Nicolas Sarkozy’s legal problems
The Bettencourt case was eventually dropped, but by then an investigation into corruption and influence peddling had been opened.
The judge Christine Mée, the president of the tribunal, said there was serious evidence of a “corruption pact” between Sarkozy, Herzog and Azibert. Herzog, aged 65, and Azibert, 73, were given similar sentences of three years, two suspended.
The case, based on telephone taps, became known as the “Bismuth affair”; Paul Bismuth was the name the former president employed in connection to two burner telephones used to communicate with Herzog.
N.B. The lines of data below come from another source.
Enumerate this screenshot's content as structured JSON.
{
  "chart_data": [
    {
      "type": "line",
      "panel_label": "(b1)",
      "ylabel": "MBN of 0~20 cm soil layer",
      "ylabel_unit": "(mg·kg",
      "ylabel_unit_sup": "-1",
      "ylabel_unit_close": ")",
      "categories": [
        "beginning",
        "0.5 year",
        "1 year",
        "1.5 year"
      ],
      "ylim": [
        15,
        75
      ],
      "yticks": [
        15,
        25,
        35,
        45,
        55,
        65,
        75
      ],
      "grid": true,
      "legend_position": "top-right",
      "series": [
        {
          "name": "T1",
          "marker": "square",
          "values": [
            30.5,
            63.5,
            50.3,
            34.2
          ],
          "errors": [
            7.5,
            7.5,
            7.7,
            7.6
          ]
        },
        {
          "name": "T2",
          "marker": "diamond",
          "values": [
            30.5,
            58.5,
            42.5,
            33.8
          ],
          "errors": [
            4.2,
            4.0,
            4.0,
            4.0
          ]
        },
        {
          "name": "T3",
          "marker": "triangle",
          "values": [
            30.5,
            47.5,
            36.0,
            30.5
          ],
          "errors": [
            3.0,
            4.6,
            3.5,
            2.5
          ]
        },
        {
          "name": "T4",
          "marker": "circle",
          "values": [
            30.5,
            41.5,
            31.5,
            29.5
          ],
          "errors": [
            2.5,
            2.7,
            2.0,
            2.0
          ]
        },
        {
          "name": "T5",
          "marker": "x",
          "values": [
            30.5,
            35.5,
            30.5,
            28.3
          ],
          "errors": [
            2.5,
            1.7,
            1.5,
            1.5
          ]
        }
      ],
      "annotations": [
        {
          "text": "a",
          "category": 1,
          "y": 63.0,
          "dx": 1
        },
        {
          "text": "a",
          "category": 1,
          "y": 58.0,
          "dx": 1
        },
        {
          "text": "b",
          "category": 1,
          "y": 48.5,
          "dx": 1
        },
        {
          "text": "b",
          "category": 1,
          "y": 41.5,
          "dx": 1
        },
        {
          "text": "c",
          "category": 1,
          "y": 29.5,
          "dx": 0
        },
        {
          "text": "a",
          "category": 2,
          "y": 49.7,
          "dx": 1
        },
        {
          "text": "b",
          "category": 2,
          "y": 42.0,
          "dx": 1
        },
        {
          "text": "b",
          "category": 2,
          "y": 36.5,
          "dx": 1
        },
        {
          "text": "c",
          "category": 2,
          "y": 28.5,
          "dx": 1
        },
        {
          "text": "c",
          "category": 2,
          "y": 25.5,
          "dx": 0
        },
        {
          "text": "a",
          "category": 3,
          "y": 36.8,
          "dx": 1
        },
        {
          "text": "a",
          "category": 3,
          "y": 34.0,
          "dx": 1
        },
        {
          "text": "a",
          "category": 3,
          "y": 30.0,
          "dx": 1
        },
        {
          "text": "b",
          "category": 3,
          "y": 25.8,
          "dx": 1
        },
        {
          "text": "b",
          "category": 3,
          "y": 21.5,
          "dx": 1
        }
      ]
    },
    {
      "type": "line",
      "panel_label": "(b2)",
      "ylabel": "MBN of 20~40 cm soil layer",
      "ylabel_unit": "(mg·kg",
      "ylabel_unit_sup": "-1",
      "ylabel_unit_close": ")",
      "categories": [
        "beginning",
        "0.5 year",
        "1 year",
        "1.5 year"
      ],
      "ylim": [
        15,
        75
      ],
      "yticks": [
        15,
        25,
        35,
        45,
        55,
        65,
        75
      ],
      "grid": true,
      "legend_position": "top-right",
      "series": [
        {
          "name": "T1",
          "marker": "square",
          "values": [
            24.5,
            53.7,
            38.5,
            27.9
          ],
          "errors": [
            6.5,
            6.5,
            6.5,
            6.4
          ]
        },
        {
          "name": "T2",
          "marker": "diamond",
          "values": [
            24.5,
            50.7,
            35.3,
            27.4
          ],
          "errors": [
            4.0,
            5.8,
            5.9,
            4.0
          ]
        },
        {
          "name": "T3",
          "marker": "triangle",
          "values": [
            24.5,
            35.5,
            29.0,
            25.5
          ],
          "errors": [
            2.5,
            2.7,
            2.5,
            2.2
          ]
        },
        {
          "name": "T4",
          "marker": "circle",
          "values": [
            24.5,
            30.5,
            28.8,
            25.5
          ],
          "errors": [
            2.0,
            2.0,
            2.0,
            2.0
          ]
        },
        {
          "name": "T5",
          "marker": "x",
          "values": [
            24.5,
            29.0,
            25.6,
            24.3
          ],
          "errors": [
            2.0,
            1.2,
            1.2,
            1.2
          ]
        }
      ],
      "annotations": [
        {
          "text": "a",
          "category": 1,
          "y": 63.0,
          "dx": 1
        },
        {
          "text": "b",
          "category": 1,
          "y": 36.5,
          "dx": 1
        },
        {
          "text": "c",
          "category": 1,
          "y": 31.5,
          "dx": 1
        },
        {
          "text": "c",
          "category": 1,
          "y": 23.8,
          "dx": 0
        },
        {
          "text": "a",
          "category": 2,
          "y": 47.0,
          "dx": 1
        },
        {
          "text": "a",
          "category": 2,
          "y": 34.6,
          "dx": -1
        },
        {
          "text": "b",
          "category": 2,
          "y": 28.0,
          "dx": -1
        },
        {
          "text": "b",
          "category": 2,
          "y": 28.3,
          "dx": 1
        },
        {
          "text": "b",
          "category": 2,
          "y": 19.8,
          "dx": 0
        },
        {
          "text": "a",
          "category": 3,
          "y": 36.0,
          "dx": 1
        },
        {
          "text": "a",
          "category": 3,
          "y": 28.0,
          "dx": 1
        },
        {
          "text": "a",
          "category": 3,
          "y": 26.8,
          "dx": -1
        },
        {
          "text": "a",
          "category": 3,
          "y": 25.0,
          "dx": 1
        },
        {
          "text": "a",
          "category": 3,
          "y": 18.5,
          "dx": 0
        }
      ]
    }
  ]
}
French detectives began monitoring Sarkozy’s communications in September 2013 as part of an investigation into claims he had received an illegal and undeclared €50m donation from the Libyan dictator Muammar Gaddafi to fund his successful 2007 presidential campaign.
What they heard from the recorded conversations pointed investigators in a new and unexpected direction. They revealed the former president and Herzog were “secretly” communicating using mobile telephones registered under false names.
Additional wiretaps on these phones picked up conversations suggesting Sarkozy had been in contact with Azibert, then a member of the cour de cassation – the highest court in France – via Herzog to request confidential information about the Bettencourt case.
Sarkozy, who is embroiled in several legal cases, has repeatedly denied accusations of any wrongdoing in all past and present investigations.
He spent years attempting to have the Bismuth charges thrown out and the case dismissed. Herzog argued the secretly recorded conversations between him and Sarkozy were covered by client-lawyer privilege and could not be used as evidence.
Before his trial last year, Sarkozy had said he welcomed the hearing as a chance to “clean my name”.
“I am combative. I have no intention of being accused of things I haven’t done. I’m not corrupt and what has been inflicted on me is a scandal that will rest in the annals. The truth will out,” Sarkozy told BFMTV.
The former president is expected to appear in court later this month in yet another case, the “Bygmalion affair”, in which he is accused of overspending on his 2012 re-election bid.
He is also being investigated on allegations of influence peddling and “laundering of crime or misdemeanour” related to consulting activities in Russia.
Sarkozy supporters have accused French judges of making the former president the target of an unfair and relentless legal crusade.
He is the first former president to appear in court on criminal charges. His predecessor Jacques Chirac was charged and convicted, receiving a two-year suspended sentence, over fake jobs at City Hall when he was mayor of Paris – but was spared taking the stand because of ill health.
At the end of his two-week trial last year, Sarkozy’s said: “This case has been for me the stations of the cross. But if that was the price to pay for the truth to come out, I am ready to accept it … I still have confidence in the justice of our country.”
Herzog was also convicted of breaching the rules of professional secrecy between him and his client. Herzog and Azibert have announced they will appeal against their conviction.
After the verdict, Damien Abad, the president of LR’s parliamentary group, tweeted: “Today I want to again express my friendship with President Nicolas Sarkozy. His life has been a succession of trials that he has never ceased to overcome with energy and courage. Once again he will prove this. I am certain of it.”